Si l'article 1640 du code civil prévoit que 'la garantie pour cause d'éviction cesse lorsque l'acquéreur s'est laissé condamné par un jugement en dernier ressort, ou dont l'appel n'est plus recevable, sans appeler son vendeur, si celui-ci prouve qu'il existait des moyens suffisants pour faire rejeter sa demande', les conditions de son application au cas d'espèce ne sont pas réunies, la décision du Ministère n'étant pas un jugement.
De plus, la société Sonergia ne peut, pour écarter l'engagement de sa garantie, reprocher à la société AOT d'avoir fait le choix de ne pas critiquer la décision du Ministère et de s'être ainsi volontairement 'laissée condamner ', tout en indiquant que la société AOT dispose de la faculté d'engager un recours devant la société Powernext -qui gère le registre 'EMMY' des CEE-, ce qui écarte aussi les conditions d'application de l'article 1640, puisque la décision de 'condamnation' serait toujours contestable.

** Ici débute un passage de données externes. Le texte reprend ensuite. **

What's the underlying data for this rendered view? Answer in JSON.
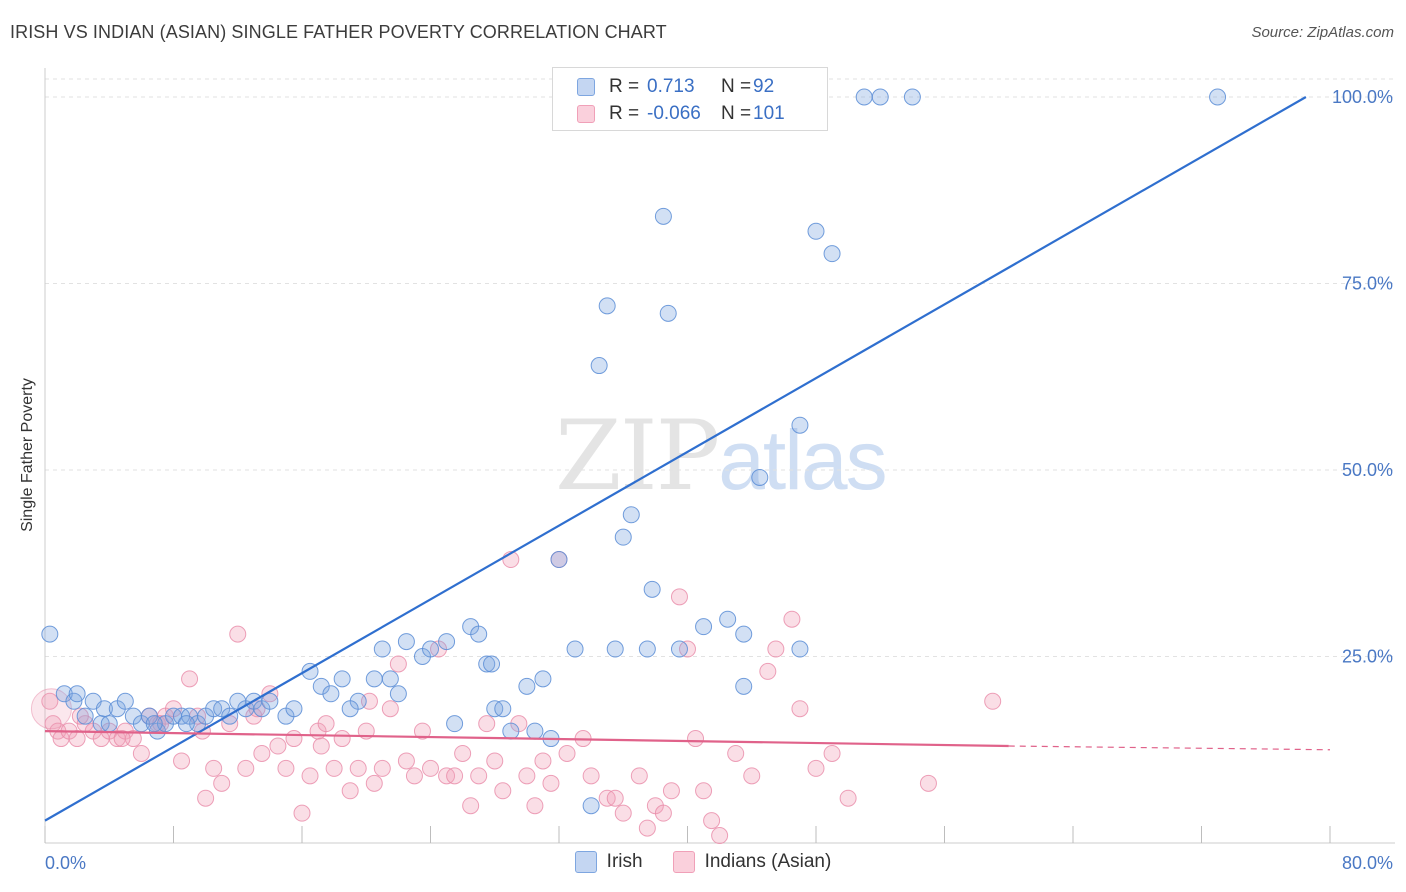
{
  "header": {
    "title": "IRISH VS INDIAN (ASIAN) SINGLE FATHER POVERTY CORRELATION CHART",
    "source": "Source: ZipAtlas.com"
  },
  "watermark": {
    "zip": "ZIP",
    "atlas": "atlas"
  },
  "legend": {
    "rows": [
      {
        "r_label": "R =",
        "r_value": "0.713",
        "n_label": "N =",
        "n_value": "92",
        "color": "#7ea6e0"
      },
      {
        "r_label": "R =",
        "r_value": "-0.066",
        "n_label": "N =",
        "n_value": "101",
        "color": "#f0a0b8"
      }
    ]
  },
  "bottom_legend": {
    "irish": "Irish",
    "indians": "Indians (Asian)"
  },
  "chart_data": {
    "type": "scatter",
    "ylabel": "Single Father Poverty",
    "xlim": [
      0,
      80
    ],
    "ylim": [
      0,
      100
    ],
    "x_tick_labels": [
      "0.0%",
      "80.0%"
    ],
    "y_tick_labels": [
      "25.0%",
      "50.0%",
      "75.0%",
      "100.0%"
    ],
    "y_ticks": [
      25,
      50,
      75,
      100
    ],
    "grid": "horizontal dashed",
    "colors": {
      "irish": "#7ea6e0",
      "irish_line": "#2f6fcf",
      "indians": "#f0a0b8",
      "indians_line": "#e0628a"
    },
    "series": [
      {
        "name": "Irish",
        "trend": {
          "x": [
            0,
            78.5
          ],
          "y": [
            3,
            100
          ]
        },
        "points": [
          [
            0.3,
            28
          ],
          [
            1.2,
            20
          ],
          [
            1.8,
            19
          ],
          [
            2.5,
            17
          ],
          [
            3.0,
            19
          ],
          [
            3.5,
            16
          ],
          [
            3.7,
            18
          ],
          [
            4.0,
            16
          ],
          [
            4.5,
            18
          ],
          [
            5.0,
            19
          ],
          [
            5.5,
            17
          ],
          [
            6.0,
            16
          ],
          [
            6.5,
            17
          ],
          [
            7.0,
            15
          ],
          [
            7.5,
            16
          ],
          [
            8.0,
            17
          ],
          [
            8.5,
            17
          ],
          [
            9.0,
            17
          ],
          [
            9.5,
            16
          ],
          [
            10.0,
            17
          ],
          [
            10.5,
            18
          ],
          [
            11.0,
            18
          ],
          [
            12.0,
            19
          ],
          [
            12.5,
            18
          ],
          [
            13.0,
            19
          ],
          [
            13.5,
            18
          ],
          [
            14.0,
            19
          ],
          [
            16.5,
            23
          ],
          [
            17.2,
            21
          ],
          [
            17.8,
            20
          ],
          [
            18.5,
            22
          ],
          [
            19.5,
            19
          ],
          [
            20.5,
            22
          ],
          [
            21.0,
            26
          ],
          [
            22.5,
            27
          ],
          [
            23.5,
            25
          ],
          [
            24.0,
            26
          ],
          [
            25.0,
            27
          ],
          [
            26.5,
            29
          ],
          [
            27.0,
            28
          ],
          [
            27.5,
            24
          ],
          [
            28.0,
            18
          ],
          [
            28.5,
            18
          ],
          [
            29.0,
            15
          ],
          [
            30.0,
            21
          ],
          [
            31.0,
            22
          ],
          [
            31.5,
            14
          ],
          [
            32.0,
            38
          ],
          [
            33.0,
            26
          ],
          [
            34.0,
            5
          ],
          [
            34.5,
            64
          ],
          [
            35.0,
            72
          ],
          [
            35.5,
            26
          ],
          [
            36.0,
            41
          ],
          [
            36.5,
            44
          ],
          [
            37.5,
            26
          ],
          [
            37.8,
            34
          ],
          [
            38.5,
            84
          ],
          [
            38.8,
            71
          ],
          [
            39.5,
            26
          ],
          [
            41.0,
            29
          ],
          [
            42.5,
            30
          ],
          [
            43.5,
            28
          ],
          [
            43.5,
            21
          ],
          [
            44.5,
            49
          ],
          [
            47.0,
            56
          ],
          [
            47.0,
            26
          ],
          [
            48.0,
            82
          ],
          [
            49.0,
            79
          ],
          [
            51.0,
            100
          ],
          [
            54.0,
            100
          ],
          [
            73.0,
            100
          ],
          [
            38.0,
            100
          ],
          [
            43.0,
            100
          ],
          [
            45.0,
            100
          ],
          [
            47.0,
            100
          ],
          [
            52.0,
            100
          ],
          [
            40.0,
            100
          ],
          [
            42.0,
            100
          ],
          [
            36.5,
            100
          ],
          [
            2.0,
            20
          ],
          [
            6.8,
            16
          ],
          [
            8.8,
            16
          ],
          [
            11.5,
            17
          ],
          [
            15.0,
            17
          ],
          [
            15.5,
            18
          ],
          [
            19.0,
            18
          ],
          [
            21.5,
            22
          ],
          [
            25.5,
            16
          ],
          [
            27.8,
            24
          ],
          [
            22.0,
            20
          ],
          [
            30.5,
            15
          ]
        ]
      },
      {
        "name": "Indians (Asian)",
        "trend": {
          "x": [
            0,
            60
          ],
          "y": [
            15,
            13
          ]
        },
        "trend_dashed": {
          "x": [
            60,
            80
          ],
          "y": [
            13,
            12.5
          ]
        },
        "points": [
          [
            0.3,
            19
          ],
          [
            0.5,
            16
          ],
          [
            0.8,
            15
          ],
          [
            1.0,
            14
          ],
          [
            1.5,
            15
          ],
          [
            2.0,
            14
          ],
          [
            2.5,
            16
          ],
          [
            3.0,
            15
          ],
          [
            3.5,
            14
          ],
          [
            4.0,
            15
          ],
          [
            4.5,
            14
          ],
          [
            5.0,
            15
          ],
          [
            5.5,
            14
          ],
          [
            6.0,
            12
          ],
          [
            6.5,
            17
          ],
          [
            7.0,
            16
          ],
          [
            7.5,
            17
          ],
          [
            8.0,
            18
          ],
          [
            8.5,
            11
          ],
          [
            9.0,
            22
          ],
          [
            9.5,
            17
          ],
          [
            10.0,
            6
          ],
          [
            10.5,
            10
          ],
          [
            11.0,
            8
          ],
          [
            11.5,
            16
          ],
          [
            12.0,
            28
          ],
          [
            12.5,
            10
          ],
          [
            13.0,
            17
          ],
          [
            13.5,
            12
          ],
          [
            14.0,
            20
          ],
          [
            14.5,
            13
          ],
          [
            15.0,
            10
          ],
          [
            15.5,
            14
          ],
          [
            16.0,
            4
          ],
          [
            16.5,
            9
          ],
          [
            17.0,
            15
          ],
          [
            17.5,
            16
          ],
          [
            18.0,
            10
          ],
          [
            18.5,
            14
          ],
          [
            19.0,
            7
          ],
          [
            19.5,
            10
          ],
          [
            20.0,
            15
          ],
          [
            20.5,
            8
          ],
          [
            21.0,
            10
          ],
          [
            21.5,
            18
          ],
          [
            22.0,
            24
          ],
          [
            22.5,
            11
          ],
          [
            23.0,
            9
          ],
          [
            23.5,
            15
          ],
          [
            24.0,
            10
          ],
          [
            24.5,
            26
          ],
          [
            25.0,
            9
          ],
          [
            25.5,
            9
          ],
          [
            26.0,
            12
          ],
          [
            26.5,
            5
          ],
          [
            27.0,
            9
          ],
          [
            27.5,
            16
          ],
          [
            28.0,
            11
          ],
          [
            28.5,
            7
          ],
          [
            29.0,
            38
          ],
          [
            29.5,
            16
          ],
          [
            30.0,
            9
          ],
          [
            30.5,
            5
          ],
          [
            31.0,
            11
          ],
          [
            31.5,
            8
          ],
          [
            32.0,
            38
          ],
          [
            32.5,
            12
          ],
          [
            33.5,
            14
          ],
          [
            34.0,
            9
          ],
          [
            35.0,
            6
          ],
          [
            35.5,
            6
          ],
          [
            36.0,
            4
          ],
          [
            37.0,
            9
          ],
          [
            37.5,
            2
          ],
          [
            38.0,
            5
          ],
          [
            38.5,
            4
          ],
          [
            39.0,
            7
          ],
          [
            39.5,
            33
          ],
          [
            40.0,
            26
          ],
          [
            40.5,
            14
          ],
          [
            41.0,
            7
          ],
          [
            41.5,
            3
          ],
          [
            42.0,
            1
          ],
          [
            43.0,
            12
          ],
          [
            44.0,
            9
          ],
          [
            45.0,
            23
          ],
          [
            45.5,
            26
          ],
          [
            46.5,
            30
          ],
          [
            47.0,
            18
          ],
          [
            48.0,
            10
          ],
          [
            49.0,
            12
          ],
          [
            50.0,
            6
          ],
          [
            55.0,
            8
          ],
          [
            59.0,
            19
          ],
          [
            2.2,
            17
          ],
          [
            4.8,
            14
          ],
          [
            7.2,
            16
          ],
          [
            9.8,
            15
          ],
          [
            13.2,
            18
          ],
          [
            17.2,
            13
          ],
          [
            20.2,
            19
          ]
        ]
      }
    ]
  }
}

La société Sonergia ne peut pas davantage prendre argument du fait que la décision ministérielle ne serait pas une 'invalidation' comme visé par le contrat, mais un 'retrait', puisqu'il ressort du courrier du Ministère du 28 juin 2018 que le ' retrait de la décision de délivrance des CEE... a pour conséquence sa disparition juridique pour l'avenir comme pour le passé, ainsi que de ses effets pour le bénéficiaire des droits et les tiers ', de sorte que ce 'retrait' correspond bien à la décision d'invalidation des CEE telle que visée par le contrat.
Il s'ensuit que la société Sonergia s'étant engagée à garantir contractuellement la société AOT, sa garantie est engagée du fait de la décision ministérielle de retrait, et qu'elle ne peut faire état de l'irrégularité alléguée de la décision ministérielle, comme reprocher à la société AOT de n'avoir pas contesté cette décision, pour échapper à l'engagement de sa garantie.
Il convient par conséquent de confirmer le jugement sur ce point.
Sur les autres demandes
Les condamnations prononcées en 1ère instance au paiement des dépens et frais irrépétibles seront confirmées.
Succombant au principal, la société Sonergia sera condamnée au paiement des dépens d'appel, ainsi qu'au versement d'une somme de 3.000 € en application de l'article 700 du code de procédure civile.
PAR CES MOTIFS
Statuant par décision contradictoire,
Confirme le jugement en toutes ses dispositions,
Déboute les parties de leurs autres demandes,
Condamne la société Sonergia à verser à la société AOT Energy France la somme de 3.000 € au titre de l'article 700 du code de procédure civile au titre des frais liés à la procédure d'appel,
Condamne la société Sonergia aux entiers dépens.